What up humans?! Bradley Voytek again with another round of (hopefully) interesting #uberdata asking a few questions today:

“How is San Francisco’s Financial District like New York?” and “What neighborhood tells us the most about DC’s lifestyle?”

And hopefully providing a few data-derived answers.

Obviously the Uber nerd-collective are into maps. I mean, mapping is kind of important to what we’re building at Uber. But as a brain guy I usually don’t think in terms of space as much as I do in terms of time: temporal correlations, autoregressive models, causal relationships, time-frequency analyses, and so on. What’s happening in the brain and when.

Today, I’ll be talking about what Uber’s temporal patterns of demand tell us about the neighborhoods of the cities we service. Maybe it will be easier to just show you what I’m talking about. This is what San Francisco’s demand looks like, broken down by hour of week:

Uberdata: San Francisco demand curve

Now compare that to New York:

Uberdata: San Francisco v. New York demand curve

Right away you can see there’s something different; the differences aren’t huge, but they’re there.

Our ridership in New York is more heavily skewed toward weekdays whereas San Francisco demand jumps up on weekends.

Of course, now that we’ve been in business for two years and still growing like crazy, we can get much more granular.
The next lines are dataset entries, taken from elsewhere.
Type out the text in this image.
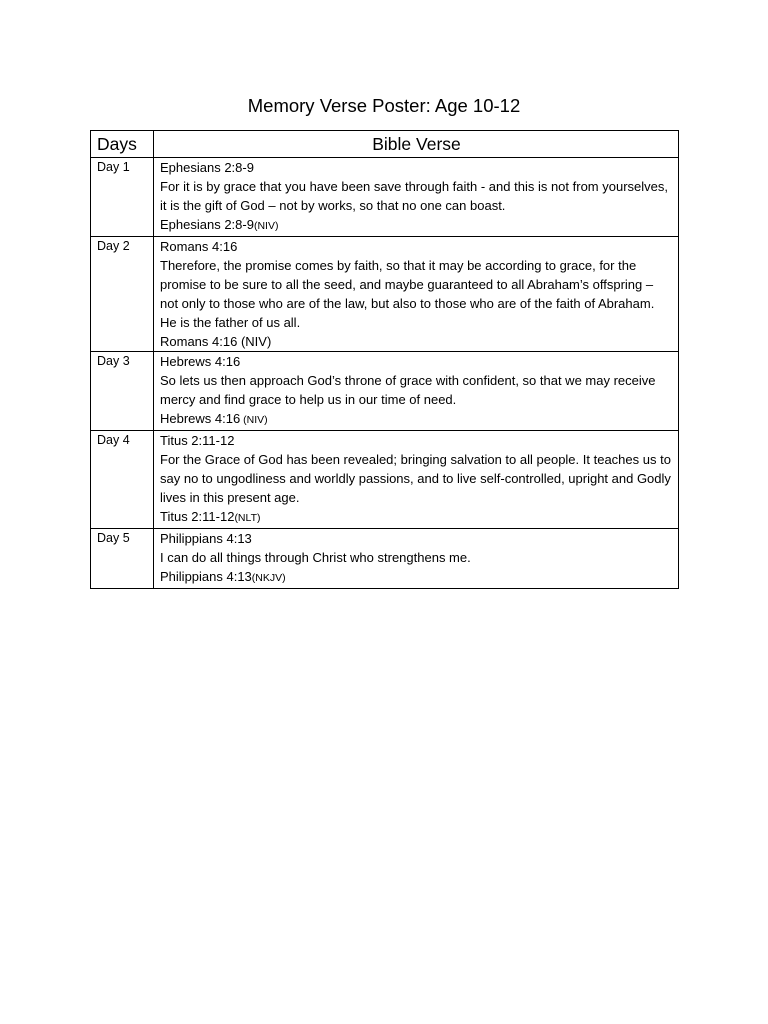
Memory Verse Poster: Age 10-12
Days	Bible Verse
Day 1	Ephesians 2:8-9
For it is by grace that you have been save through faith - and this is not from yourselves, it is the gift of God – not by works, so that no one can boast.
Ephesians 2:8-9(NIV)

Day 2	Romans 4:16
Therefore, the promise comes by faith, so that it may be according to grace, for the promise to be sure to all the seed, and maybe guaranteed to all Abraham’s offspring – not only to those who are of the law, but also to those who are of the faith of Abraham. He is the father of us all.
Romans 4:16 (NIV)

Day 3	Hebrews 4:16
So lets us then approach God’s throne of grace with confident, so that we may receive mercy and find grace to help us in our time of need.
Hebrews 4:16 (NIV)

Day 4	Titus 2:11-12
For the Grace of God has been revealed; bringing salvation to all people. It teaches us to say no to ungodliness and worldly passions, and to live self-controlled, upright and Godly lives in this present age.
Titus 2:11-12(NLT)

Day 5	Philippians 4:13
I can do all things through Christ who strengthens me.
Philippians 4:13(NKJV)
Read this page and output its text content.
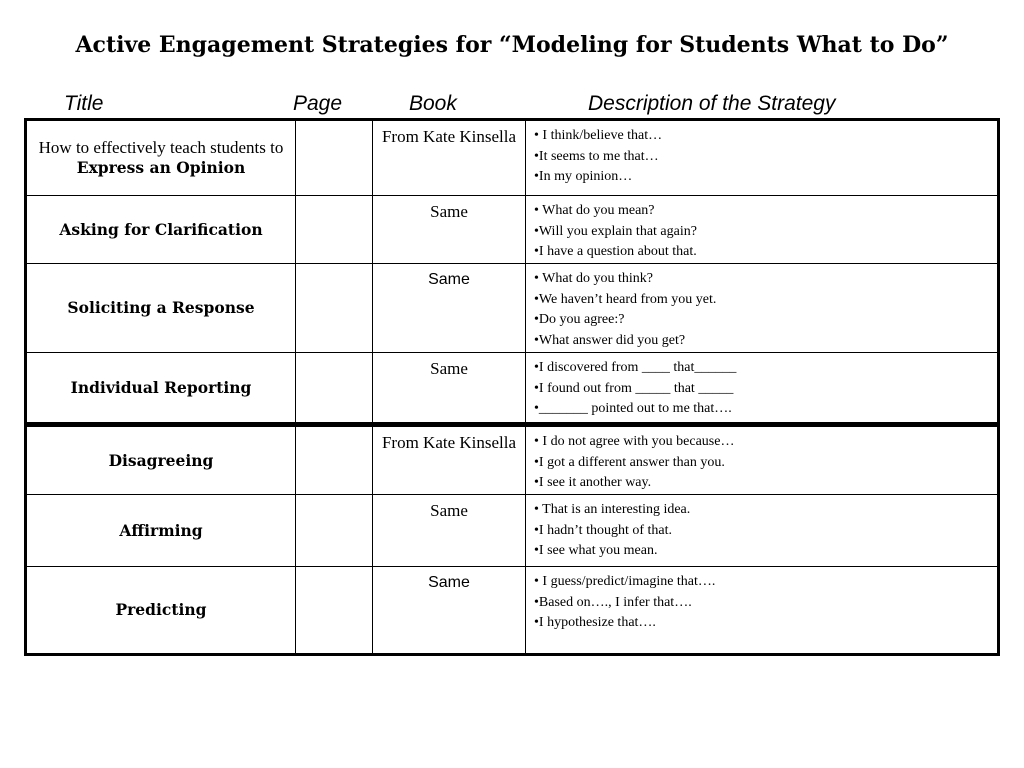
Active Engagement Strategies for “Modeling for Students What to Do”
Title	Page	Book	Description of the Strategy
How to effectively teach students to Express an Opinion		From Kate Kinsella	• I think/believe that…
•It seems to me that…
•In my opinion…

Asking for Clarification		Same	• What do you mean?
•Will you explain that again?
•I have a question about that.

Soliciting a Response		Same	• What do you think?
•We haven’t heard from you yet.
•Do you agree:?
•What answer did you get?

Individual Reporting		Same	•I discovered from ____ that______
•I found out from _____ that _____
•_______ pointed out to me that….

Disagreeing		From Kate Kinsella	• I do not agree with you because…
•I got a different answer than you.
•I see it another way.

Affirming		Same	• That is an interesting idea.
•I hadn’t thought of that.
•I see what you mean.

Predicting		Same	• I guess/predict/imagine that….
•Based on…., I infer that….
•I hypothesize that….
Instead of looking at differences between cities, we can start to look at differences between neighborhoods. 271 of them across nine major US cities, to be exact:

  • Boston
  • Chicago
  • DC
  • LA
  • New York
  • Philadelphia
  • San Diego
  • San Francisco
  • Seattle

Now that we can get more fine-grained we can begin to observe some pretty clear neighborhood-by-neighborhood differences. Again, a nerd-picture is worth a thousand nerd-words, so have a look at two neighborhoods in San Francisco — the Mission and the Financial District:

Uberdata: San Francisco Mission v Financial District demand curves

Check out how daily demand in the Mission peaks later in the day–after work hours–whereas demand in the Financial District peaks toward the end of the work day. The big difference, of course, is that the Mission has a lot more demand on Saturdays.

Now look at how San Francisco’s Financial District compares to New York’s Financial District:

Uberdata: San Francisco v New York Financial Districts demand curves

I love this stuff!

San Francisco’s Financial District is more Manhattan-like than it is San Francisco-like!
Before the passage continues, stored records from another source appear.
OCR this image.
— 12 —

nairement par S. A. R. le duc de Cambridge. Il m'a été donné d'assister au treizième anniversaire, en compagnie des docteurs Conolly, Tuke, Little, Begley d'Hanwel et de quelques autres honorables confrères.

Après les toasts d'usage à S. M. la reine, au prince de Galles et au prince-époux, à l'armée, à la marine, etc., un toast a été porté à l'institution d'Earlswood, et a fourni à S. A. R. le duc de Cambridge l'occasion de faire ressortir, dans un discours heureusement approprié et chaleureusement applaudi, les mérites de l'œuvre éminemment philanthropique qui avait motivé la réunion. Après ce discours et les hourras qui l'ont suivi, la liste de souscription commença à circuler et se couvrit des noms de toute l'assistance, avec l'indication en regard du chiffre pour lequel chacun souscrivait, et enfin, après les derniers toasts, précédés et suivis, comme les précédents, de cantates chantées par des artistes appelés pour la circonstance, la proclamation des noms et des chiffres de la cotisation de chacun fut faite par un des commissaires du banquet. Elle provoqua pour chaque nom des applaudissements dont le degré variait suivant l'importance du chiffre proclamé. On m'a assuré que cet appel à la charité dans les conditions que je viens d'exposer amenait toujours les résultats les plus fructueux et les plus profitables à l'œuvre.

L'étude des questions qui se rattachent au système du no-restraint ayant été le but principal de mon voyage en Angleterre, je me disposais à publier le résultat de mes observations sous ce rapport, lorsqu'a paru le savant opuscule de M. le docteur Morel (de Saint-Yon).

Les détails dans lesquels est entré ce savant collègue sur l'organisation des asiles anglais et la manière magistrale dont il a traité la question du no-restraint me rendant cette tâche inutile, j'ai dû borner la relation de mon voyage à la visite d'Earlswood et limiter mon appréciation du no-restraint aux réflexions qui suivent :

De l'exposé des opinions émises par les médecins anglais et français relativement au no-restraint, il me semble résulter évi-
(And, of course, by “more like” I mean Uber demand, which is an index for activity within that neighborhood).

In fact, we can quantify how <city>-like or not <city>-like any given neighborhood is. That is, we can ask, “how San Francisco-like is the Mission, really?” and “how much more like New York is the Financial District than it is San Francisco?”

And we can do this for every neighborhood. What do we find?

Cities have “stereotypical” neighborhoods that very strongly match the flow of their home cities really well, and some neighborhoods just don’t really seem to belong to their home city. They’re outliers.

“But wait a minute!” you might say, donning your +3 internet troll-hat of ones-upmanship, “you’re correlating a variable with another variable that includes the first! If one neighborhood contributes more overall power to the signal of the city average, of course it will correlate with it better!”

“By Jove!” I might retort if I didn’t worry about this crap so much already. “You’re right! Thank you Dr. Needs-to-show-the-internet-how-smart-I-am.”

So yeah. I corrected for that so as not to get you all riled up. Happy now Internet Math Patrol? You made me write 3 more lines of code.

The concern here is that some neighborhoods have more demand and thus contribute more to the overall city demand. One way to address this is to correlate a city’s neighborhood demand with the city’s demand curves removing the effect of that neighborhood. Which, as you can tell from the imaginary argument in my head that I just subjected you all to, is what I’ve done.

The most stereotypically “like” neighborhood for each city is:
• San Francisco: North Beach
• New York: Chelsea
• Seattle: Capitol Hill
• Chicago: Near North Side
• Boston: Back Bay – Beacon Hill
• DC: Dupont Circle
• LA: Mid-City West

Now, in contrast…

The most stereotypically “unlike” neighborhood for each city is:
• San Francisco: Crocker Amazon
• New York: Washington Heights
• Seattle: South Park
• Chicago: Montclare
• Boston: West Roxbury
• DC: Deanwood
• LA: Southeast LA

We can also extract “types” of demand curves: are there neighborhoods that are more active on weekends and others that are clearly work-week hotspots? One simple mathematical technique to identify stereotyped patterns in data is via principal component analysis. The details aren’t too important, so let’s just jump to the results: there are two “types” of demand curves that account for 93% of the variance in overall demand. Here’s what they look like:

Uberdata: PCA demand curves weekend/weekday

Essentially you’ve got one rising demand curve that peaks on evenings and Friday and Saturday nights (red) and one workday/workweek curve that diminishes on weekends (blue). We can then ask, for each city, which neighborhood is the most “weekend-like” and which is the most “weekday-like” (that is, how strongly does each neighborhood correlate with each of these two curves)?

So if we could build the perfect “party city” consisting only of the neighborhoods from each city that correlate most with the weekend curve, this is what it would look like:
• San Francisco: North Beach
• New York: SoHo
• Seattle: First Hill
• Chicago: Near North Side
• Boston: South Boston
• DC: Dupont Circle
• LA: Santa Monica

And now again, in contrast…

The lame all work/no play city would be:
• San Francisco: Financial District
• New York: Garment District
• Seattle: Overlake
• Chicago: O’Hare
• Boston: East Boston
• DC: Deanwood
• LA: Westchester

But this is looking at how neighborhoods relate to cities. What about how they relate to one-another? Well, given that we’re working with 271 neighborhoods, we’re talking about running 36585 correlations, which is messy to display. So I’ve pared the data down to just the strongest relationships, which you can play around with by clicking the image below.

Uberdata - Neighborhood Correlations

interactive plot

built with d3.js

Of course this is all academic. The thing that makes cities like San Francisco great are their diversity. I’m sure living in Uber Party City (UPC) would eventually have to get old. Right?